Me pregunta si quiero que me la meta y le digo que no, que si gusta, sólo por encimita, por que no me siento con ánimos. Decide entonces levantarse, toma un condón que está en el tocador antiguo a un costado de la cama y justo cuando pienso que turnaremos posiciones o que por lo menos intentaremos alguna otra actividad propia de un motel de paso, ya tiene puesto el látex y me voltea con tal fuerza que de un solo movimiento estoy boca abajo, con la frente golpeando la pared y el culo al aire, apunto de ver su suerte. Me impongo que efectivamente tenía un mal olor, que únicamente se lo perdoné por que era demasiado atractivo, demasiado todo ese conjunto de cosas que pueden volverme loco. Pero solo me estoy mintiendo. Me doy un pretexto. Al final, ninguna de esas cosas importa. No puedo resistirme al sometimiento que me está infligiendo. Inicia de manera tan brusca, tan feroz como un león sobre su leona, pero conforme va cediendo, lo áspero en sus dedos al recorrer mi espalda produce espasmos sobre todo mi cuerpo. Apenas han pasado escasos 2 minutos y vuelvo del trance, me reincorporo y logro sacarlo de mí. Lo golpeo. No tan fuerte como hubiera querido. Me dice algo como “ahora resulta que te vas a quejar, si tú lo pediste”.

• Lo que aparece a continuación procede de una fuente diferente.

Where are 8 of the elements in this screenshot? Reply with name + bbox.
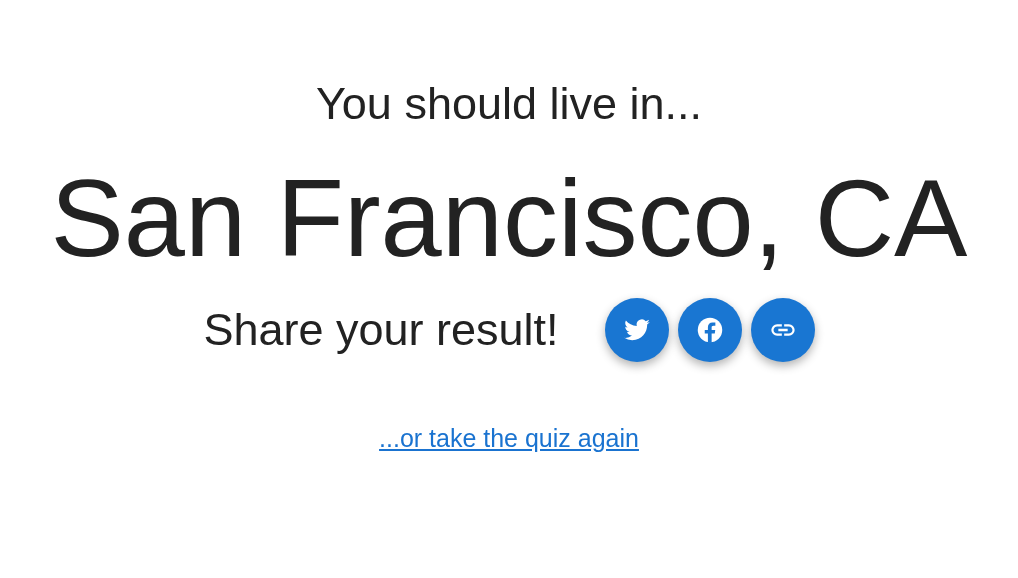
facebook-share-button[interactable]	[677, 298, 742, 362]
twitter-share-button[interactable]	[604, 298, 669, 362]
facebook-icon	[695, 316, 724, 344]
intro-text: You should live in...	[315, 77, 703, 131]
result-heading: San Francisco, CA	[50, 158, 968, 278]
retake-quiz-link[interactable]: ...or take the quiz again	[379, 424, 639, 453]
link-share-button[interactable]	[750, 298, 815, 362]
share-label: Share your result!	[203, 303, 559, 357]
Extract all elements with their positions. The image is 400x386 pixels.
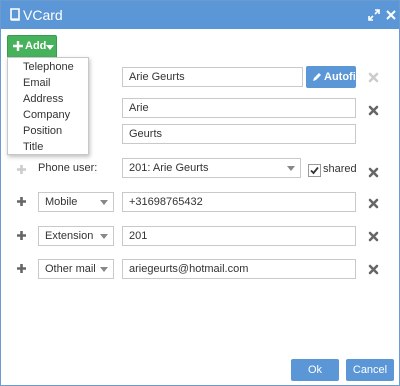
caret-down-icon bbox=[46, 45, 54, 50]
window-title: VCard bbox=[23, 7, 63, 23]
menu-item-email[interactable]: Email bbox=[23, 77, 51, 89]
phone-user-value: 201: Arie Geurts bbox=[129, 162, 209, 174]
maximize-icon[interactable] bbox=[367, 8, 381, 22]
row-type-value: Mobile bbox=[45, 196, 78, 208]
add-button[interactable]: Add bbox=[7, 35, 57, 59]
row-type-value: Extension bbox=[45, 230, 94, 242]
add-icon[interactable] bbox=[16, 230, 27, 241]
menu-item-position[interactable]: Position bbox=[23, 125, 62, 137]
plus-icon bbox=[13, 41, 23, 51]
autofill-button[interactable]: Autofill bbox=[306, 66, 362, 88]
remove-icon[interactable] bbox=[368, 264, 379, 275]
menu-item-address[interactable]: Address bbox=[23, 93, 63, 105]
shared-checkbox[interactable] bbox=[308, 164, 321, 177]
last-name-field[interactable]: Geurts bbox=[122, 124, 356, 144]
pencil-icon bbox=[313, 73, 321, 81]
ok-button[interactable]: Ok bbox=[291, 359, 339, 381]
row-value-field[interactable]: 201 bbox=[122, 226, 356, 246]
first-name-field[interactable]: Arie bbox=[122, 98, 356, 118]
add-dropdown-menu: Telephone Email Address Company Position… bbox=[7, 57, 89, 155]
menu-item-company[interactable]: Company bbox=[23, 109, 70, 121]
display-name-field[interactable]: Arie Geurts bbox=[122, 67, 303, 87]
autofill-label: Autofill bbox=[324, 71, 362, 83]
add-icon[interactable] bbox=[16, 263, 27, 274]
dropdown-arrow-icon bbox=[100, 200, 108, 205]
phone-user-label: Phone user: bbox=[38, 162, 98, 174]
add-icon[interactable] bbox=[16, 196, 27, 207]
remove-icon[interactable] bbox=[368, 198, 379, 209]
remove-icon[interactable] bbox=[368, 167, 379, 178]
close-icon[interactable] bbox=[384, 8, 398, 22]
remove-icon[interactable] bbox=[368, 72, 379, 83]
remove-icon[interactable] bbox=[368, 231, 379, 242]
checkmark-icon bbox=[310, 166, 319, 175]
dropdown-arrow-icon bbox=[100, 234, 108, 239]
row-type-select[interactable]: Other mail bbox=[38, 259, 114, 279]
row-value-field[interactable]: ariegeurts@hotmail.com bbox=[122, 259, 356, 279]
remove-icon[interactable] bbox=[368, 105, 379, 116]
menu-item-telephone[interactable]: Telephone bbox=[23, 61, 74, 73]
title-bar: VCard bbox=[1, 1, 399, 29]
row-type-select[interactable]: Mobile bbox=[38, 192, 114, 212]
shared-label: shared bbox=[323, 163, 357, 175]
vcard-dialog: VCard Add Telephone Email Address Compan… bbox=[0, 0, 400, 386]
add-icon[interactable] bbox=[16, 164, 27, 175]
menu-item-title[interactable]: Title bbox=[23, 141, 43, 153]
row-type-select[interactable]: Extension bbox=[38, 226, 114, 246]
row-value-field[interactable]: +31698765432 bbox=[122, 192, 356, 212]
book-icon bbox=[10, 8, 20, 21]
row-type-value: Other mail bbox=[45, 263, 96, 275]
add-button-label: Add bbox=[25, 40, 47, 52]
cancel-button[interactable]: Cancel bbox=[346, 359, 394, 381]
phone-user-select[interactable]: 201: Arie Geurts bbox=[122, 158, 301, 178]
dropdown-arrow-icon bbox=[287, 166, 295, 171]
dropdown-arrow-icon bbox=[100, 267, 108, 272]
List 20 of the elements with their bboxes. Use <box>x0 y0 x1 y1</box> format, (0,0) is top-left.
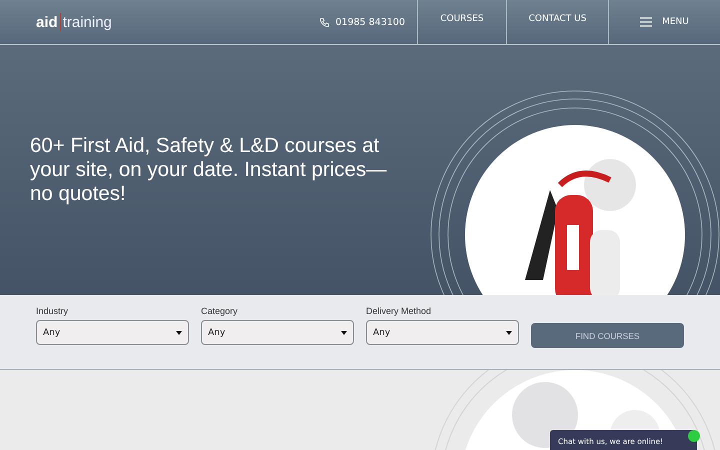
field-label: Category <box>201 306 239 316</box>
menu-icon <box>640 17 652 27</box>
logo-text: training <box>62 14 112 30</box>
nav-link[interactable]: CONTACT US <box>506 0 608 44</box>
nav-link[interactable]: COURSES <box>417 0 506 44</box>
caret-icon <box>176 330 182 334</box>
logo-divider <box>60 13 61 31</box>
dropdown-field[interactable]: Any <box>366 320 519 345</box>
field-label: Delivery Method <box>366 306 432 316</box>
logo-text: aid <box>36 14 58 30</box>
phone-number[interactable]: 01985 843100 <box>335 16 405 28</box>
caret-icon <box>341 330 347 334</box>
phone-icon[interactable] <box>319 16 330 28</box>
hero-headline: 60+ First Aid, Safety & L&D courses at your site, on your date. Instant prices—no quotes! <box>30 134 388 206</box>
caret-icon <box>506 330 512 334</box>
menu-button[interactable]: MENU <box>608 0 720 44</box>
dropdown-field[interactable]: Any <box>36 320 189 345</box>
find-courses-button[interactable]: FIND COURSES <box>531 323 684 348</box>
field-label: Industry <box>36 306 70 316</box>
dropdown-field[interactable]: Any <box>201 320 354 345</box>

“Un perfecto imbécil”, pienso. Llevo dos marcas en el brazo derecho. Aun así respiro hondo y me aseguro que nada haya sido robado. Que el número telefónico que me dio en un trozo de papel manchado no se pierda con el viento, o que importa, total. Estamos satisfechos. Aparentemente. le digo que me la he pasado muy bien, que yo solamente queria llevarlo hasta donde tenía que ir, pero lo que son las cosas. Nada más me sonrie y me comenta que nunca había hecho eso en toda su vida, y que por favor lo disculpara. Estoy casi seguro que ninguno de los dos llegamos al clímax esperado, pero sabemos fingir. Una derrota más. El amor no se gana en un cuarto de 200 pesos. Perdió su jornada, y desconozco si regresará a casa tan pronto lo deje en el lugar donde lo conocí.
Cada quien obtiene lo que se esfuerza en buscar. Nada.